CITIC Securities’ research team has evaluated the feasibility of these options. They believe that relaxing LCR standards, reforming standing repo facilities, upgrading payment systems, and adjusting ILST supervisory criteria are relatively feasible. However, tiered interest on reserves, TGA management reforms, and reducing foreign reverse repo pools require more external cooperation and are more challenging to implement.

It’s worth noting that both the paper and Milan’s speeches repeatedly emphasize the importance of pace and rhythm. According to the usual procedures under the Administrative Procedure Act, once reserve reforms are initiated, they could take over a year or even several years to implement. For example, the SLR reform took nearly six years from temporary easing to formal regulation. This suggests that the Fed is unlikely to immediately restart balance sheet reduction solely based on this paper; instead, it will likely start with less controversial, technically feasible options.

What about market impacts? Balance sheet reduction essentially reduces base money supply, which will inevitably increase the scale of U.S. Treasury securities that the private sector needs to absorb, amplifying market volatility. However, the paper explicitly opposes accelerating reduction through outright securities sales; a more feasible approach is allowing maturing securities to roll off naturally. From the bond market perspective, U.S. Treasuries are currently more suitable for trading opportunities, with short-term bonds possibly better than long-term bonds.

For the stock market, balance sheet reduction exerts contractionary effects through two pathways: the impact on money supply and portfolio rebalancing. However, these can be offset by lowering the federal funds rate. Milan explicitly states that the contractionary effects of balance sheet reduction can be hedged through rate cuts, and “balance sheet reduction may lead to a larger decline in the federal funds rate relative to the baseline scenario.”

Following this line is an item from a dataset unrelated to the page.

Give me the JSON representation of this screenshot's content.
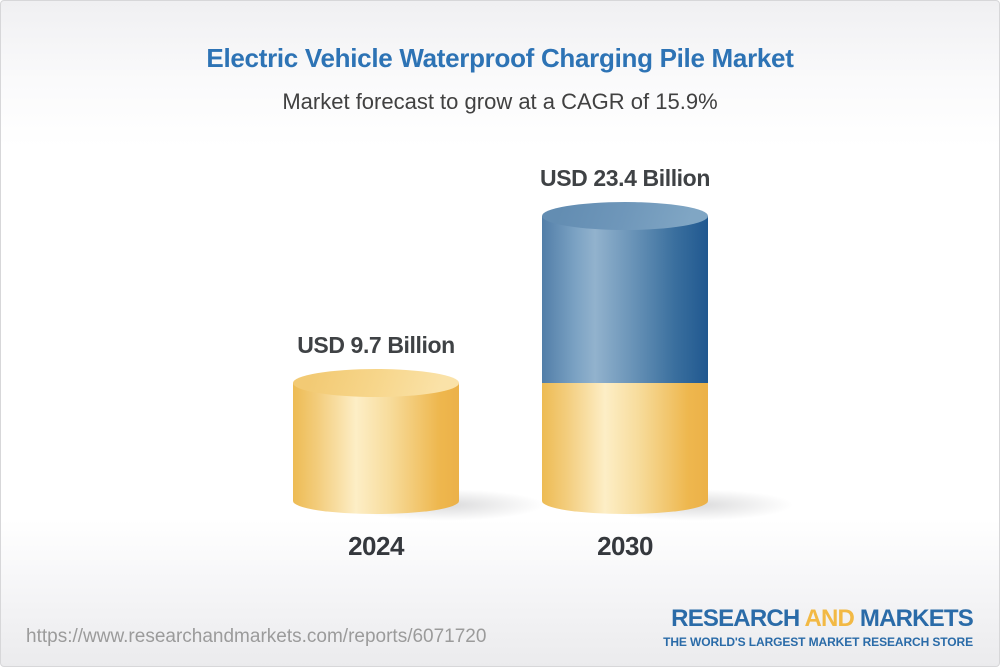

Regarding gold markets, reforming balance sheet reduction is unlikely to fundamentally change the global central banks’ strategic accumulation of gold. The drivers for gold are more related to geopolitical reshuffling and the diversification of dollar reserves, with medium- to long-term allocation value still intact.

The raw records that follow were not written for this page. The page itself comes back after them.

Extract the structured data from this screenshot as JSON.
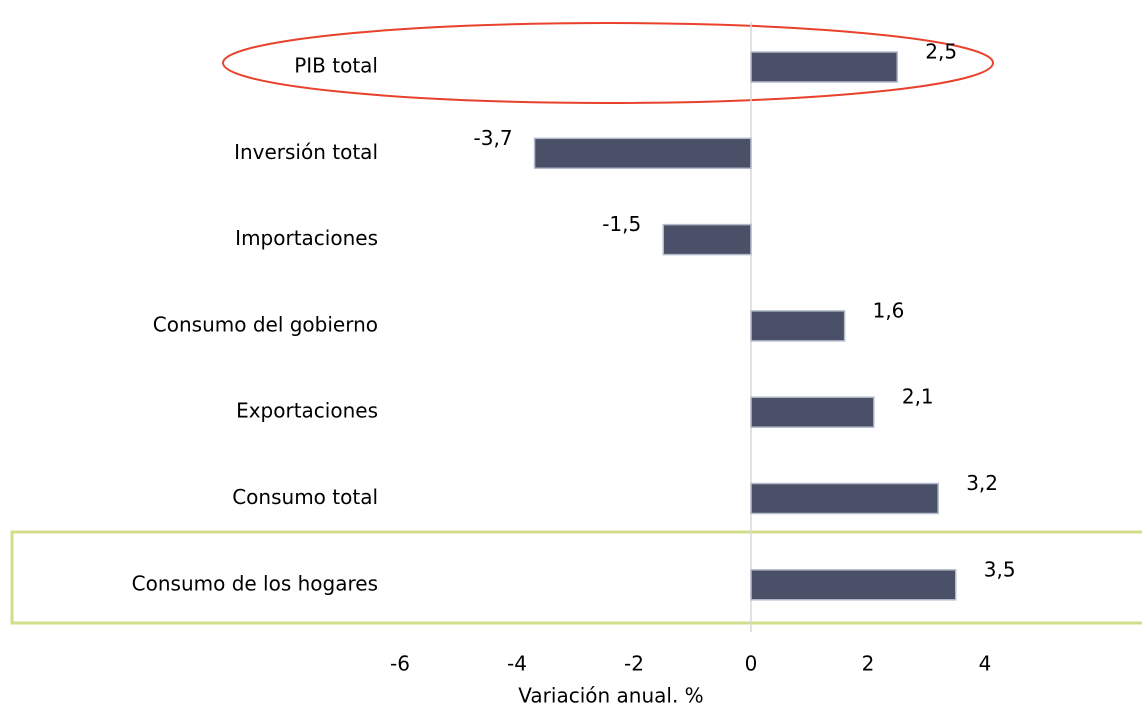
{
  "chart_data": {
    "type": "bar",
    "orientation": "horizontal",
    "categories": [
      "PIB total",
      "Inversión total",
      "Importaciones",
      "Consumo del gobierno",
      "Exportaciones",
      "Consumo total",
      "Consumo de los hogares"
    ],
    "values": [
      2.5,
      -3.7,
      -1.5,
      1.6,
      2.1,
      3.2,
      3.5
    ],
    "value_labels": [
      "2,5",
      "-3,7",
      "-1,5",
      "1,6",
      "2,1",
      "3,2",
      "3,5"
    ],
    "color": "#4a5068",
    "xlim": [
      -6,
      4
    ],
    "xticks": [
      -6,
      -4,
      -2,
      0,
      2,
      4
    ],
    "xlabel": "Variación anual. %"
  }
}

Overall, this is a very pragmatic reform menu, but the actual implementation pace will likely be much slower than the potential upper bounds described in the paper. It’s expected that U.S. CPI will fluctuate between 3.0% and 3.5% within the year, with no direct link between balance sheet reduction and rate cuts. The most important significance of this paper is that it provides the market with a new policy imagination space and hints at future Federal Reserve policy exploration directions.